The variety of quality care options available throughout Nevada for those who require long-term health care services include:
- adult day care centers
- assisted living facilities
- continuing care retirement communities
- home health care providers
- memory care facilities
- rehabilitation facilities
- traditional nursing homes
Top insurance companies have several insurance options to help residents safeguard income and assets, protect lifestyles, and preserve a legacy. Plus, policyholders will have access to quality care options giving loved ones the time to be family instead of caregivers.
Plus, all tax-qualified Long-Term Care Insurance policies in Nevada have several consumer protections in addition to federal tax benefits.
Federal Partnership Program
The State of Nevada participates in the federal/state long-term care partnership program. Federal law gives authority to the states to establish these partnership programs to help people protect their assets from the high costs of long-term care. The federal Deficit Reduction Act (DRA) of 2005 set standards and gave states the ability to approve these plans.

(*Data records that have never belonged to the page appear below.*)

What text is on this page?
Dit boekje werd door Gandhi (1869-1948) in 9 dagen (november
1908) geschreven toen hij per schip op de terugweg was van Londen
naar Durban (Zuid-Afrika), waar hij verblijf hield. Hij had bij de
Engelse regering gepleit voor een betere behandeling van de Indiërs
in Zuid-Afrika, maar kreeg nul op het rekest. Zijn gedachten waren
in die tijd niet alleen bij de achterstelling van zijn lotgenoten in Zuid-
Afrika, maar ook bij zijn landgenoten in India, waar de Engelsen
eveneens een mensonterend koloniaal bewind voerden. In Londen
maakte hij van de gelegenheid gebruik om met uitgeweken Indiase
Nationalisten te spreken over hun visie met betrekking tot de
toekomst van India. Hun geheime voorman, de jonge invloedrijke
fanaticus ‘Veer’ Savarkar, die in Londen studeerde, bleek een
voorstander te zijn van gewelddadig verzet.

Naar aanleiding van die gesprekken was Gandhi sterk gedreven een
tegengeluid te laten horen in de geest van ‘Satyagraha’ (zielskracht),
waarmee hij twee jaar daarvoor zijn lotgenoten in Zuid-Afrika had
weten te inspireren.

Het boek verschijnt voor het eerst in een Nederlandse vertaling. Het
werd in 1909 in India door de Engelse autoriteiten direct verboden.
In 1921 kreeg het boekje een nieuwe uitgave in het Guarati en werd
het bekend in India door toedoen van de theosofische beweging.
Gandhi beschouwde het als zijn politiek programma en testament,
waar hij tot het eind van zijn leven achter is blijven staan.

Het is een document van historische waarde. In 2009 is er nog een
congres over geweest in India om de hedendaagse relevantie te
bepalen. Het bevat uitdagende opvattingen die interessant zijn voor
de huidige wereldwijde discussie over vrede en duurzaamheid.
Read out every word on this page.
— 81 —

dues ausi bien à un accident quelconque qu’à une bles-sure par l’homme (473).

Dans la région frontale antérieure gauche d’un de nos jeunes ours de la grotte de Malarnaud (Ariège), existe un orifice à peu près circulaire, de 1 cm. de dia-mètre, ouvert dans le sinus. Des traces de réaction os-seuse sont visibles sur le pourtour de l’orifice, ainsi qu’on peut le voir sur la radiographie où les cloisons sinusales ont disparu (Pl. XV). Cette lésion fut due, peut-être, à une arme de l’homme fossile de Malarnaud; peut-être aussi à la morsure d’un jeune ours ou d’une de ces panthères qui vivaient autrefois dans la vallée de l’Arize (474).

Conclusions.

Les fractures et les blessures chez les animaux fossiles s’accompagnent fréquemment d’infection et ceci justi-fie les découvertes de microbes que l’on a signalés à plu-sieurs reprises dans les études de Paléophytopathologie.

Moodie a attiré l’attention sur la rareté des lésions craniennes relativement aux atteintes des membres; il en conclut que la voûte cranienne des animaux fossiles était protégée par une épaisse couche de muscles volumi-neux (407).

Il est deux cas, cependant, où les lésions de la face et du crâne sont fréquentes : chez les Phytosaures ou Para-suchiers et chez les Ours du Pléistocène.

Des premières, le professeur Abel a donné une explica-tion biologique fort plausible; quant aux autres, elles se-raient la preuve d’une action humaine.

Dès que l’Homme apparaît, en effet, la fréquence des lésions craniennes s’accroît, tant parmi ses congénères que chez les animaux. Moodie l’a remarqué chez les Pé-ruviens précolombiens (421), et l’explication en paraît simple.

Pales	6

The Nevada Long-Term Care Partnership Program is designed to encourage individuals to purchase long-term care insurance by allowing Medicaid to disregard some or all of their assets for eligibility purposes. However, individuals who do not have partnership-certified Long-Term Care Insurance will not qualify for the program.
It works very simply. if your qualified long-term care partnership policy paid $300,000 in benefits the state would “disregard” that amount from your estate in qualification for Medicaid long-term care benefits. Generally, Medicaid requires a spend-down of assets, a Nevada Partnership Long-Term Care policy provides dollar-for-dollar asset protection so a consumer can keep a portion of their estate based on the value of the benefits paid out and still access Medicaid. The Partnership Program also protects those assets after death from Medicaid estate recovery.
Most states have reciprocity with other states' long-term-care partnership programs including Nevada. This means if you move from or to Nevada your partnership asset protection follows you as well.
Long-Term Care Medicaid spend down is $2,000. A spouse’s minimum asset allowance is $26,076. Your spouse’s minimum monthly income allowance is $2,155. * The Home equity limit is $603,000
For more information about the Medicaid program visit www.medicaid.gov.
Products Approved in Nevada
A variety of products are approved in Nevada for Long-Term Care planning. These include traditional plans, including partnership certified policies, short-duration policies, and asset-based “hybrid” plans.
There are no state tax incentives available in Nevada at this time. Federal tax incentives are available.
Reverse Mortgages in Nevada
Reverse mortgages are available in Nevada. A reverse mortgage is a home equity loan where the borrower does not have to make payments.
This type of mortgage can increase monthly income, eliminate mortgage payments, and even fund Long-Term Care Insurance. However, Nevada has many rules on these products, and you should seek the help of a qualified and licensed mortgage broker.
If you have significant equity in your home and you and your spouse are at least 62 years old, you can get a reverse mortgage to turn your equity into funding long-term health care, pay for an LTC Insurance policy, pay bills and add to your retirement lifestyle.
The home must be the principal residence without any tax liens.
Learn more about reverse mortgages by clicking here.
*The federal government sets a new minimum and maximum amounts each year, but states can set their own minimum requirements at any level between the federal limits. This information is based on the best available sources.